Stranded in Ukraine's Kherson: Egyptians want to go back home

Zeinab El-Gundy , Wednesday 2 Mar 2022

A group of Egyptians trapped in the Ukrainian city of Kherson, which fell under Russian control on Tuesday, are pleading to be evacuated from the city as the fight gets more intense.

Russian troops
Russian troops reached Kherson. Photo courtesy of The Moscow Times website.

We are a group of at least 55 Egyptians who live in Kherson and its outskirts.

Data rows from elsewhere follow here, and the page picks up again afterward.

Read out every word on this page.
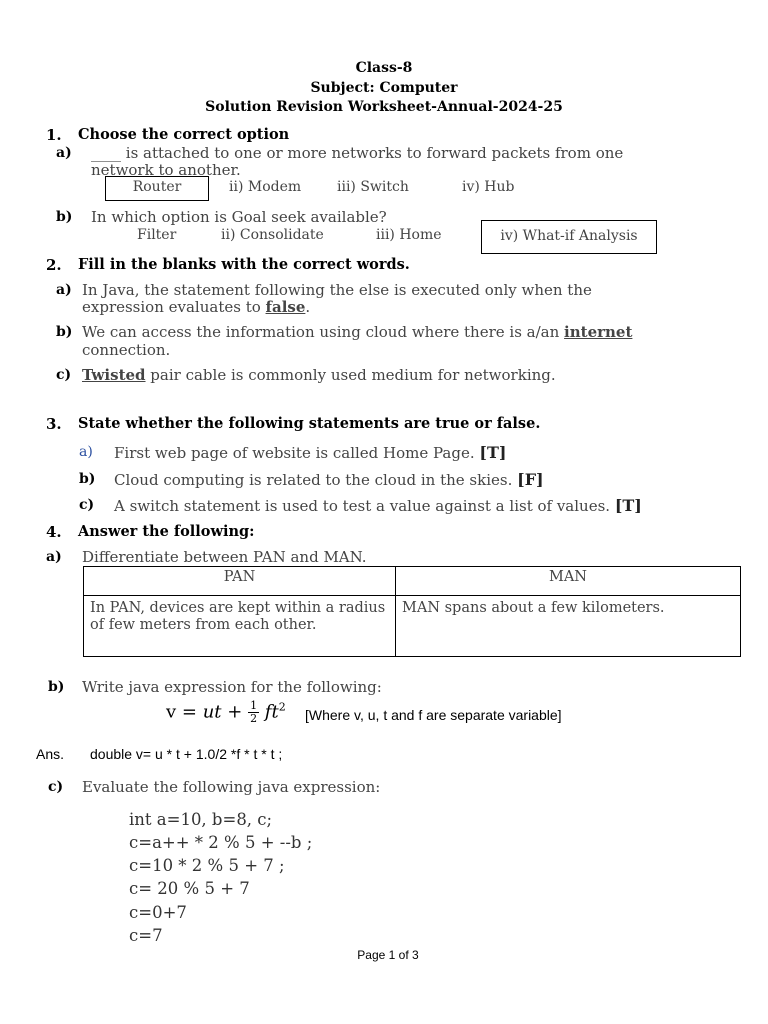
Class-8
Subject: Computer
Solution Revision Worksheet-Annual-2024-25
1. Choose the correct option
a) ____ is attached to one or more networks to forward packets from one
network to another.
Router	ii) Modem	iii) Switch	iv) Hub
b) In which option is Goal seek available?
Filter	ii) Consolidate	iii) Home	iv) What-if Analysis
2. Fill in the blanks with the correct words.
a) In Java, the statement following the else is executed only when the
expression evaluates to false.
b) We can access the information using cloud where there is a/an internet
connection.
c) Twisted pair cable is commonly used medium for networking.
3. State whether the following statements are true or false.
a) First web page of website is called Home Page. [T]
b) Cloud computing is related to the cloud in the skies. [F]
c) A switch statement is used to test a value against a list of values. [T]
4. Answer the following:
a) Differentiate between PAN and MAN.
PAN	MAN
In PAN, devices are kept within a radius of few meters from each other.	MAN spans about a few kilometers.
b) Write java expression for the following:
v = ut + $\frac{1}{2} ft^2$ [Where v, u, t and f are separate variable]
Ans. double v= u * t + 1.0/2 *f * t * t ;
c) Evaluate the following java expression:
int a=10, b=8, c;
c=a++ * 2 % 5 + --b ;
c=10 * 2 % 5 + 7 ;
c= 20 % 5 + 7
c=0+7
c=7
Page 1 of 3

We have been trapped here for six days and cannot find a way out," Mohamed Samir told Ahram Online on Tuesday evening.


Some of the youngest members of the group are two years old, he added, noting that a number of Egyptians are married to Ukrainian women and are now trying to find a way back home after Kherson, which is close to Crimea, has fallen into the hands of the Russians. 


Earlier on Tuesday, the Mayor of Kherson Igor Kolykhayev announced that the Russian army had reached the city and set up checkpoints on its outskirts after intense fights that lasted for days.


Videos showing the Russian army entering the city have surfaced.


Kherson has a population of around 280,000 and lies north of the Crimea peninsula, annexed by Moscow in 2014.


Russia claimed to have besieged the city on Sunday.


“Russian troops are patrolling the city and searching houses. It is not safe here at all,” Samir said. 


The Egyptians stranded in Kherson managed to get in touch with the head of the Egyptian community in Ukraine Ali Farouk five days ago. However, he has not answered their calls since, they said.


Ahram Online called Farouk on his cell phone on Tuesday but he did not pick up. 


The group said they also failed to contact the Egyptian Embassy in Kyiv.


“We want to go back home like the other Egyptians who were repatriated from Ukraine,” Samir said.


An official source in the Egyptian Ministry and Expatriate Affairs told Ahram Online on Wednesday that Egypt is aware of the situation and is comunicatiing with Russia to try to evacuate the stranded Egyptians in Kherson and similar areas in the nearest time possible.


On Tuesday evening the first group of Egyptian students residing in Ukraine returned to Cairo from Bucharest on a CairoAir plane that flew to Romania as per the directives of President Abdel-Fattah El-Sisi.


The Egyptian Embassy in Kyiv had earlier stated it was difficult to reach Egyptians in the cities of Kharkiv, Kherson, and Dnipro due to the military operations and unsafe roads.


It requested Egyptians trapped in these cities to stay safe and to follow the embassy's instructions.


Nonetheless, the group are extremely worried about their safety, Samir continued. 


“I paid $3,000 to a taxi driver to get me out of the city. We failed due to the shelling and turned back,” he added.


The situation is made worse by the constant power and water cuts, Samir said. 


“We can’t go out to buy food because of the ongoing conflict. The streets are not safe,” he added. 


At present, the majority of the Egyptians stranded in Kherson are taking refuge at a shelter, while Samir and a few others are staying at a nearby one-storey house waiting for a chance to join the others. 


Before the Russian invasion of Ukraine started last week, around 6,000 Egyptians had been living in Ukraine, including 3,000 youths who study in Ukrainian universities, especially medicine.


The Russian invasion has thus far claimed scores of lives, forcing more than 500,000 people to flee from the country, according to the UN.


No deaths have been recorded among Egyptians in Ukraine, but one injury was reported of a man who was hit in an air strike in Kharkiv over the weekend and is currently in a stable condition, according to officials.


The government has instructed the Egyptian Embassy in Kyiv to provide all the necessary support and care to the injured Egyptian nationals and other Egyptian expats in Ukraine.


More than 1,200 Egyptian students arrived in Poland and 250 others reached Romania from Ukraine, Egypt’s Minister of Emigration and Expatriate Affairs Nabila Makram said on Monday.